Też za nim tęskniłam. Za nim i za mamą, za naszymi wspólnymi wieczorami śniadaniami, za tym wszystkim, co miałam. Nie mogłam się doczekać, aż wrócę do domu i opowiem mamie wszystko (prawie wszystko). Wysłałam jej za to zdjęcie, że dopiero wstałam, bo strasznie się upiłam na imprezie, co było połowiczną prawdą. Wysłałam jej również widok z okna, który powiedziała, że bardzo chciałaby zobaczyć. Obiecałam jej to. Jestem pewna, że jeszcze kiedyś tutaj wrócimy.
Gdy nadchodził zmrok, ubrałam się i nawet trochę ułożyłam włosy, chcąc, aby ten wieczór był wyjątkowy. Kiedy przyglądałam się w lustrze, znalazł się obok mnie mój ukochany, obejmując mnie w pasie. Na moich rękach pojawiła się gęsia skórka, spowodowana nagłym zimnem.

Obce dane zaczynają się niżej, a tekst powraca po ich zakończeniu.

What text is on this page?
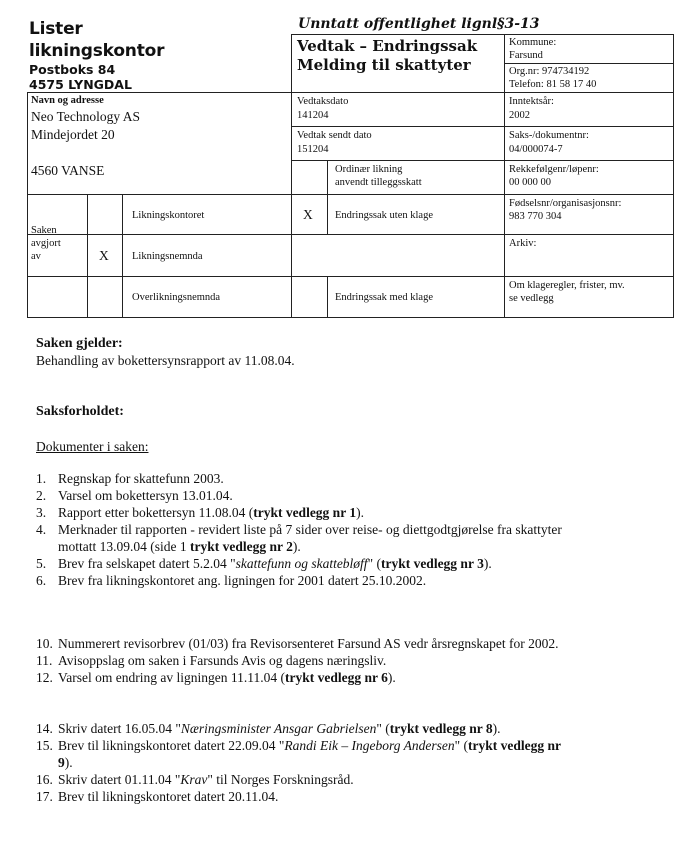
Lister
likningskontor
Postboks 84
4575 LYNGDAL
Unntatt offentlighet lignl§3-13
Vedtak – Endringssak
Melding til skattyter
Kommune:
Farsund
Org.nr: 974734192
Telefon: 81 58 17 40
Navn og adresse
Neo Technology AS
Mindejordet 20
4560 VANSE
Vedtaksdato
141204
Inntektsår:
2002
Vedtak sendt dato
151204
Saks-/dokumentnr:
04/000074-7
Ordinær likning
anvendt tilleggsskatt
Rekkefølgenr/løpenr:
00 000 00
Saken
avgjort
av
Likningskontoret	X Endringssak uten klage
Fødselsnr/organisasjonsnr:
983 770 304
X Likningsnemnda
Arkiv:
Overlikningsnemnda	Endringssak med klage
Om klageregler, frister, mv.
se vedlegg
Saken gjelder:
Behandling av bokettersynsrapport av 11.08.04.
Saksforholdet:
Dokumenter i saken:
1. Regnskap for skattefunn 2003.
2. Varsel om bokettersyn 13.01.04.
3. Rapport etter bokettersyn 11.08.04 (trykt vedlegg nr 1).
4. Merknader til rapporten - revidert liste på 7 sider over reise- og diettgodtgjørelse fra skattyter
mottatt 13.09.04 (side 1 trykt vedlegg nr 2).
5. Brev fra selskapet datert 5.2.04 "skattefunn og skattebløff" (trykt vedlegg nr 3).
6. Brev fra likningskontoret ang. ligningen for 2001 datert 25.10.2002.
10. Nummerert revisorbrev (01/03) fra Revisorsenteret Farsund AS vedr årsregnskapet for 2002.
11. Avisoppslag om saken i Farsunds Avis og dagens næringsliv.
12. Varsel om endring av ligningen 11.11.04 (trykt vedlegg nr 6).
14. Skriv datert 16.05.04 "Næringsminister Ansgar Gabrielsen" (trykt vedlegg nr 8).
15. Brev til likningskontoret datert 22.09.04 "Randi Eik – Ingeborg Andersen" (trykt vedlegg nr
9).
16. Skriv datert 01.11.04 "Krav" til Norges Forskningsråd.
17. Brev til likningskontoret datert 20.11.04.
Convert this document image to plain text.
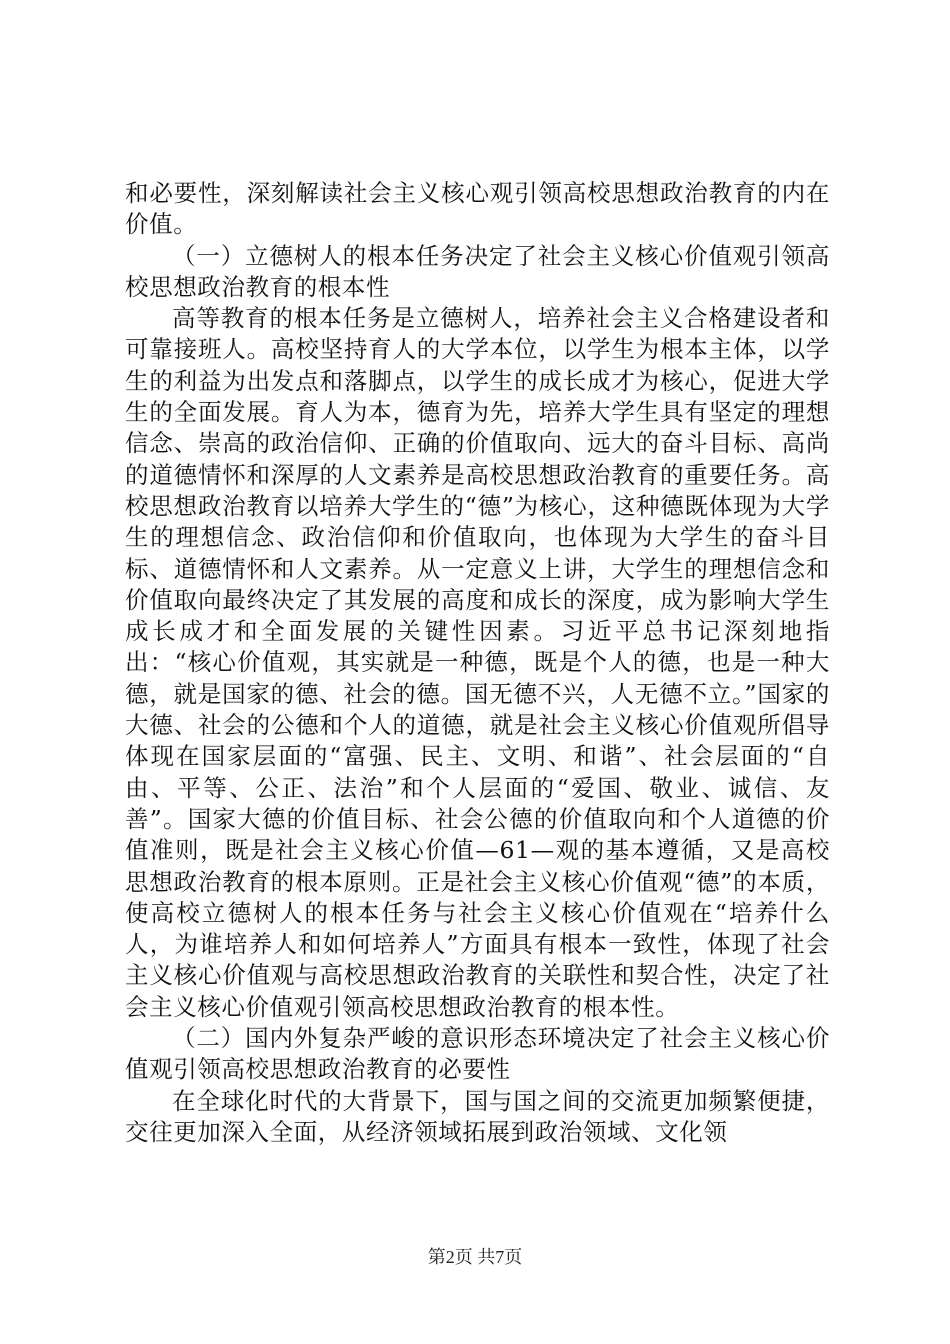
和必要性，深刻解读社会主义核心观引领高校思想政治教育的内在价值。

（一）立德树人的根本任务决定了社会主义核心价值观引领高校思想政治教育的根本性

高等教育的根本任务是立德树人，培养社会主义合格建设者和可靠接班人。高校坚持育人的大学本位，以学生为根本主体，以学生的利益为出发点和落脚点，以学生的成长成才为核心，促进大学生的全面发展。育人为本，德育为先，培养大学生具有坚定的理想信念、崇高的政治信仰、正确的价值取向、远大的奋斗目标、高尚的道德情怀和深厚的人文素养是高校思想政治教育的重要任务。高校思想政治教育以培养大学生的“德”为核心，这种德既体现为大学生的理想信念、政治信仰和价值取向，也体现为大学生的奋斗目标、道德情怀和人文素养。从一定意义上讲，大学生的理想信念和价值取向最终决定了其发展的高度和成长的深度，成为影响大学生成长成才和全面发展的关键性因素。习近平总书记深刻地指出：“核心价值观，其实就是一种德，既是个人的德，也是一种大德，就是国家的德、社会的德。国无德不兴，人无德不立。”国家的大德、社会的公德和个人的道德，就是社会主义核心价值观所倡导体现在国家层面的“富强、民主、文明、和谐”、社会层面的“自由、平等、公正、法治”和个人层面的“爱国、敬业、诚信、友善”。国家大德的价值目标、社会公德的价值取向和个人道德的价值准则，既是社会主义核心价值—61—观的基本遵循，又是高校思想政治教育的根本原则。正是社会主义核心价值观“德”的本质，使高校立德树人的根本任务与社会主义核心价值观在“培养什么人，为谁培养人和如何培养人”方面具有根本一致性，体现了社会主义核心价值观与高校思想政治教育的关联性和契合性，决定了社会主义核心价值观引领高校思想政治教育的根本性。

（二）国内外复杂严峻的意识形态环境决定了社会主义核心价值观引领高校思想政治教育的必要性

在全球化时代的大背景下，国与国之间的交流更加频繁便捷，交往更加深入全面，从经济领域拓展到政治领域、文化领

第2页 共7页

– Gotowy? – zapytałam marzycielsko, wyobrażając sobie, że za niedługo będziemy mogli cieszyć się każdym dniem, wiedząc, że dni nie są nieskończone.
– Nie. Bardzo nie. Mam złe przeczucia – odparł, siadając na łóżku. Wyglądał jak rzeźba, jak coś, co chciałoby się podziwiać bez przerwy.
– Przestań... – przeciągnęłam, już nie mogąc dopuścić do głowy myśli, że coś mogłoby pójść nie tak. Po prostu takiej możliwości nie było. – Odpręż się, kochanie. Wszystko będzie dobrze.
Wiedziałam, że moje słowa były tylko zapewnieniem, czymś mało ważnym, ale liczyłam, że dla Christophera będą fundamentem, aby wstać i pozwolić szczęściu działać.
Christopher przytulił mnie i pogładził po włosach, na szczęście pilnując się, aby nie zniszczyć mojego prowizorycznego upięcia. Momentalnie jednak odsunął się ode mnie i zmarszczył brwi.
– Edith. – mruknął, a ja wybałuszyłam oczy. Czemu wypowiedział imię swojej byłej, która omal nie wystawiła mnie na śmierć.
Nim się odwróciłam, poczułam chłód, który dobiegał z drzwi. Wszystko już zrozumiałam.
– No, no, no... – usłyszałam znajomy głos, który dane mi było usłyszeć ostatnim razem, jak zostawiła mnie na pastwę losu w Japonii. – Ładnie się urządziliście.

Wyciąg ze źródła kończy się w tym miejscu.